Πnet: Optimizing Hard-Constrained Neural Networks with Orthogonal Projection Layers¶
Conference: ICLR 2026 (Oral)
arXiv: 2508.10480
Code: github.com/antonioterpin/pinet
Area: Optimization / Constrained Neural Networks
Keywords: Hard-constrained neural networks, orthogonal projection, operator splitting, implicit function theorem, Douglas-Rachford
TL;DR¶
This paper proposes the Πnet architecture, which appends a Douglas-Rachford operator splitting-based orthogonal projection layer to the output of a neural network to guarantee strict satisfaction of convex constraints, and employs the implicit function theorem for efficient backpropagation. Πnet substantially outperforms existing methods in training time, solution quality, and hyperparameter robustness.
Background & Motivation¶
Many real-world applications require solving parametric constrained optimization problems: given a context (parameter) \(x\), solve \(\min_y \varphi(y,x)\) s.t. \(y \in \mathcal{C}(x)\). Such problems arise frequently in power systems, logistics scheduling, model predictive control, and motion planning.
Limitations of Prior Work¶
Soft constraint methods: Add penalty terms for constraint violations to the loss function.
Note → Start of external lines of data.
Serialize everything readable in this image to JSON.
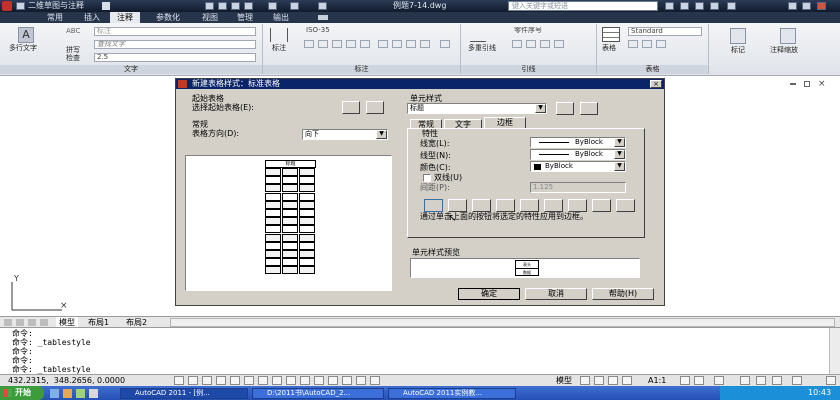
{
  "titlebar": {
    "workspace": "二维草图与注释",
    "filename": "例题7-14.dwg",
    "search_placeholder": "键入关键字或短语"
  },
  "ribbon": {
    "tabs": [
      "常用",
      "插入",
      "注释",
      "参数化",
      "视图",
      "管理",
      "输出"
    ],
    "active_tab": "注释",
    "text_group": {
      "title": "文字",
      "mtext_label": "多行文字",
      "spell_check": "拼写检查",
      "abc": "ABC",
      "style_placeholder": "标注",
      "find_placeholder": "查找文字",
      "height": "2.5"
    },
    "dim_group": {
      "title": "标注",
      "dim_label": "标注",
      "style": "ISO-35"
    },
    "leader_group": {
      "title": "引线",
      "multileader": "多重引线",
      "style": "零件序号"
    },
    "table_group": {
      "title": "表格",
      "table_label": "表格",
      "style": "Standard"
    },
    "mark_label": "标记",
    "scale_label": "注释缩放"
  },
  "dialog": {
    "title": "新建表格样式：标准表格",
    "start_table_label": "起始表格",
    "select_start_table": "选择起始表格(E):",
    "general_label": "常规",
    "direction_label": "表格方向(D):",
    "direction_value": "向下",
    "cell_style_label": "单元样式",
    "cell_style_value": "标题",
    "tabs": [
      "常规",
      "文字",
      "边框"
    ],
    "active_tab": "边框",
    "props_label": "特性",
    "lineweight_label": "线宽(L):",
    "lineweight_value": "ByBlock",
    "linetype_label": "线型(N):",
    "linetype_value": "ByBlock",
    "color_label": "颜色(C):",
    "color_value": "ByBlock",
    "double_line_label": "双线(U)",
    "spacing_label": "间距(P):",
    "spacing_value": "1.125",
    "hint": "通过单击上面的按钮将选定的特性应用到边框。",
    "preview_label": "单元样式预览",
    "ok": "确定",
    "cancel": "取消",
    "help": "帮助(H)",
    "preview_table_title": "标题",
    "preview_cell_labels": [
      "表头",
      "数据"
    ]
  },
  "layout_tabs": [
    "模型",
    "布局1",
    "布局2"
  ],
  "command_lines": [
    "命令:",
    "命令: _tablestyle",
    "命令:",
    "命令:",
    "命令: _tablestyle"
  ],
  "status": {
    "coords": "432.2315,  348.2656, 0.0000",
    "model": "模型",
    "scale": "A1:1"
  },
  "taskbar": {
    "start": "开始",
    "tasks": [
      "AutoCAD 2011 - [例...",
      "D:\\2011书\\AutoCAD_2...",
      "AutoCAD 2011实例教..."
    ],
    "clock": "10:43"
  },
  "colors": {
    "titlebar": "#1a2436",
    "dialog_title": "#0a246a",
    "taskbar": "#2f5fc4"
  }
}
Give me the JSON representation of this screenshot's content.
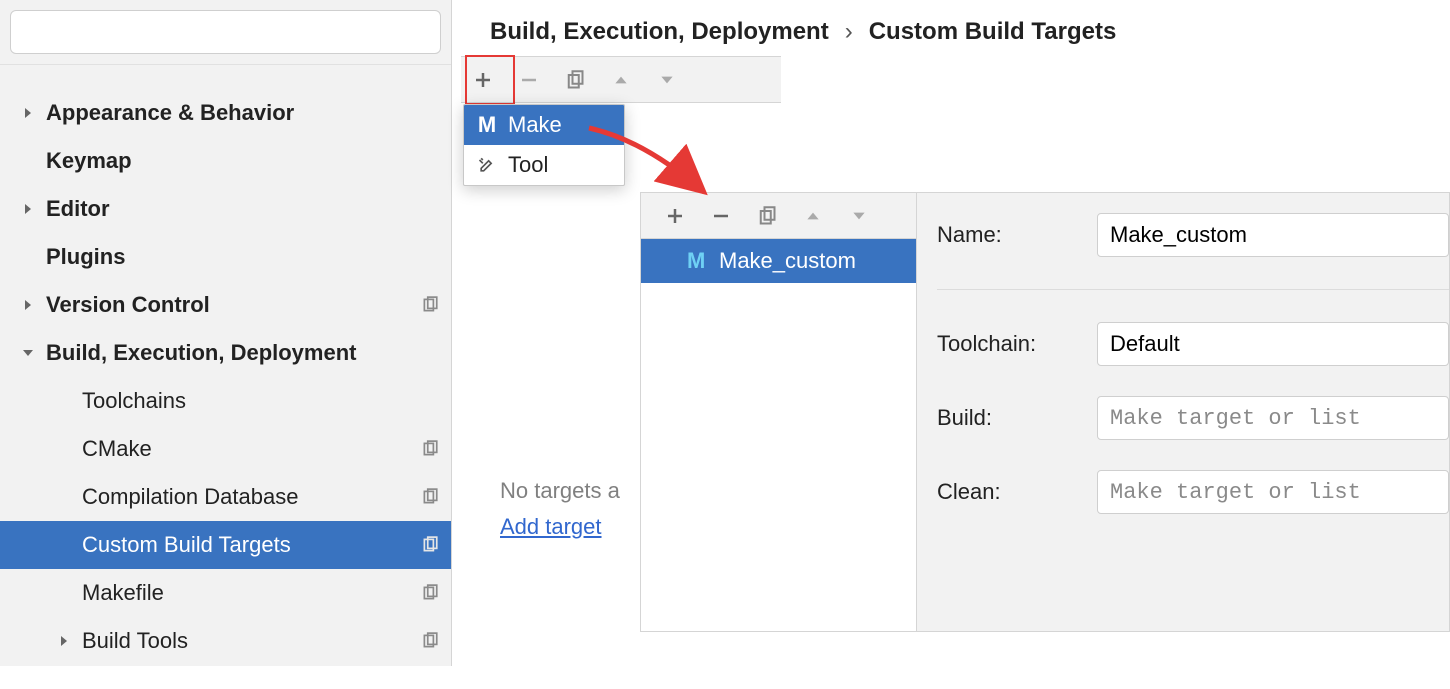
{
  "breadcrumb": {
    "a": "Build, Execution, Deployment",
    "sep": "›",
    "b": "Custom Build Targets"
  },
  "sidebar": {
    "search_placeholder": "",
    "items": [
      {
        "label": "Appearance & Behavior",
        "bold": true,
        "expandable": true
      },
      {
        "label": "Keymap",
        "bold": true,
        "expandable": false
      },
      {
        "label": "Editor",
        "bold": true,
        "expandable": true
      },
      {
        "label": "Plugins",
        "bold": true,
        "expandable": false
      },
      {
        "label": "Version Control",
        "bold": true,
        "expandable": true,
        "copy": true
      },
      {
        "label": "Build, Execution, Deployment",
        "bold": true,
        "expandable": true,
        "expanded": true
      },
      {
        "label": "Toolchains",
        "indent": 2
      },
      {
        "label": "CMake",
        "indent": 2,
        "copy": true
      },
      {
        "label": "Compilation Database",
        "indent": 2,
        "copy": true
      },
      {
        "label": "Custom Build Targets",
        "indent": 2,
        "copy": true,
        "selected": true
      },
      {
        "label": "Makefile",
        "indent": 2,
        "copy": true
      },
      {
        "label": "Build Tools",
        "indent": 2,
        "expandable": true,
        "copy": true
      }
    ]
  },
  "popup": {
    "items": [
      {
        "label": "Make",
        "icon": "M",
        "selected": true
      },
      {
        "label": "Tool",
        "icon": "tools"
      }
    ]
  },
  "emptyA": {
    "msg": "No targets a",
    "link": "Add target"
  },
  "panelB": {
    "list": [
      {
        "label": "Make_custom",
        "selected": true
      }
    ],
    "form": {
      "name_label": "Name:",
      "name_value": "Make_custom",
      "toolchain_label": "Toolchain:",
      "toolchain_value": "Default",
      "build_label": "Build:",
      "build_placeholder": "Make target or list",
      "clean_label": "Clean:",
      "clean_placeholder": "Make target or list"
    }
  }
}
These fail to guarantee feasibility at inference time, and penalty coefficient tuning is notoriously difficult.
DC3: Enforces feasibility via equality completion and inequality correction, but is essentially a soft-constraint approach and is sensitive to hyperparameters.
Loop unrolling: Methods such as Dykstra's projection algorithm require backpropagating through all iterations, incurring prohibitive memory and computational costs.
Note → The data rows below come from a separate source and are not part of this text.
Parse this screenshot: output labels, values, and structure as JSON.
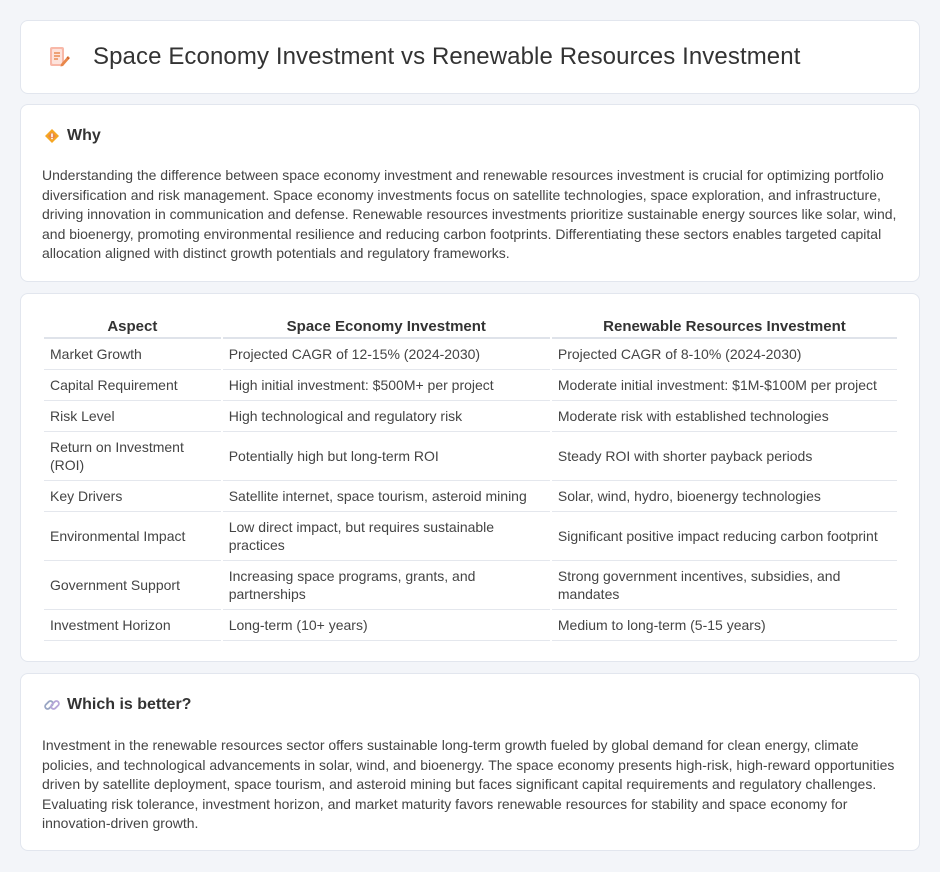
{
  "header": {
    "title": "Space Economy Investment vs Renewable Resources Investment",
    "icon": "document-edit-icon"
  },
  "why": {
    "icon": "diamond-warning-icon",
    "title": "Why",
    "text": "Understanding the difference between space economy investment and renewable resources investment is crucial for optimizing portfolio diversification and risk management. Space economy investments focus on satellite technologies, space exploration, and infrastructure, driving innovation in communication and defense. Renewable resources investments prioritize sustainable energy sources like solar, wind, and bioenergy, promoting environmental resilience and reducing carbon footprints. Differentiating these sectors enables targeted capital allocation aligned with distinct growth potentials and regulatory frameworks."
  },
  "table": {
    "headers": [
      "Aspect",
      "Space Economy Investment",
      "Renewable Resources Investment"
    ],
    "rows": [
      [
        "Market Growth",
        "Projected CAGR of 12-15% (2024-2030)",
        "Projected CAGR of 8-10% (2024-2030)"
      ],
      [
        "Capital Requirement",
        "High initial investment: $500M+ per project",
        "Moderate initial investment: $1M-$100M per project"
      ],
      [
        "Risk Level",
        "High technological and regulatory risk",
        "Moderate risk with established technologies"
      ],
      [
        "Return on Investment (ROI)",
        "Potentially high but long-term ROI",
        "Steady ROI with shorter payback periods"
      ],
      [
        "Key Drivers",
        "Satellite internet, space tourism, asteroid mining",
        "Solar, wind, hydro, bioenergy technologies"
      ],
      [
        "Environmental Impact",
        "Low direct impact, but requires sustainable practices",
        "Significant positive impact reducing carbon footprint"
      ],
      [
        "Government Support",
        "Increasing space programs, grants, and partnerships",
        "Strong government incentives, subsidies, and mandates"
      ],
      [
        "Investment Horizon",
        "Long-term (10+ years)",
        "Medium to long-term (5-15 years)"
      ]
    ]
  },
  "better": {
    "icon": "link-icon",
    "title": "Which is better?",
    "text": "Investment in the renewable resources sector offers sustainable long-term growth fueled by global demand for clean energy, climate policies, and technological advancements in solar, wind, and bioenergy. The space economy presents high-risk, high-reward opportunities driven by satellite deployment, space tourism, and asteroid mining but faces significant capital requirements and regulatory challenges. Evaluating risk tolerance, investment horizon, and market maturity favors renewable resources for stability and space economy for innovation-driven growth."
  },
  "colors": {
    "background": "#f3f5f9",
    "card": "#ffffff",
    "border": "#e2e6ee",
    "icon_orange": "#e8874a",
    "icon_pink": "#f28b82"
  }
}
cvxpylayers/JAXopt: General-purpose but lack structure-aware optimization for projection problems, resulting in long training times.
Root Cause¶
Can one design a feasible-by-design neural network architecture whose outputs automatically satisfy given convex constraints for any network weights? The key challenges are: how to efficiently perform the forward projection, and how to backpropagate through it efficiently.
Method¶
Overall Architecture¶
The overall pipeline of Πnet (as shown in Figure 1):
- Backbone network: An arbitrary standard neural network \(f(x;\theta)\) produces a raw output \(y_{raw}\).
- Projection layer: \(y_{raw}\) is orthogonally projected onto the feasible set \(\mathcal{C}(x)\), yielding \(y = \Pi_{\mathcal{C}(x)}(y_{raw})\).
- Training: Gradients through the projection layer are computed efficiently via the implicit function theorem, and standard optimizers update the backbone parameters.
Key Designs¶
- Constraint set decomposition → Makes projection tractable → Design Motivation: Decompose general convex constraints into easily projected subsets.
The constraint set \(\mathcal{C}\) is represented as \(\mathcal{C} = \Pi_d(\mathcal{A} \cap \mathcal{K})\), where: - \(\mathcal{A}\) is an affine subspace (hyperplane) defined by matrix \(A\) and offset \(b\) - \(\mathcal{K} = \mathcal{K}_1 \times \mathcal{K}_2\) is a Cartesian product of simple sets (e.g., box constraints) - The individual projections \(\Pi_\mathcal{A}\) and \(\Pi_\mathcal{K}\) each admit closed-form solutions
This decomposition covers a wide range of practical constraints: polyhedra, second-order cones, sparse constraints, simplices, and their intersections.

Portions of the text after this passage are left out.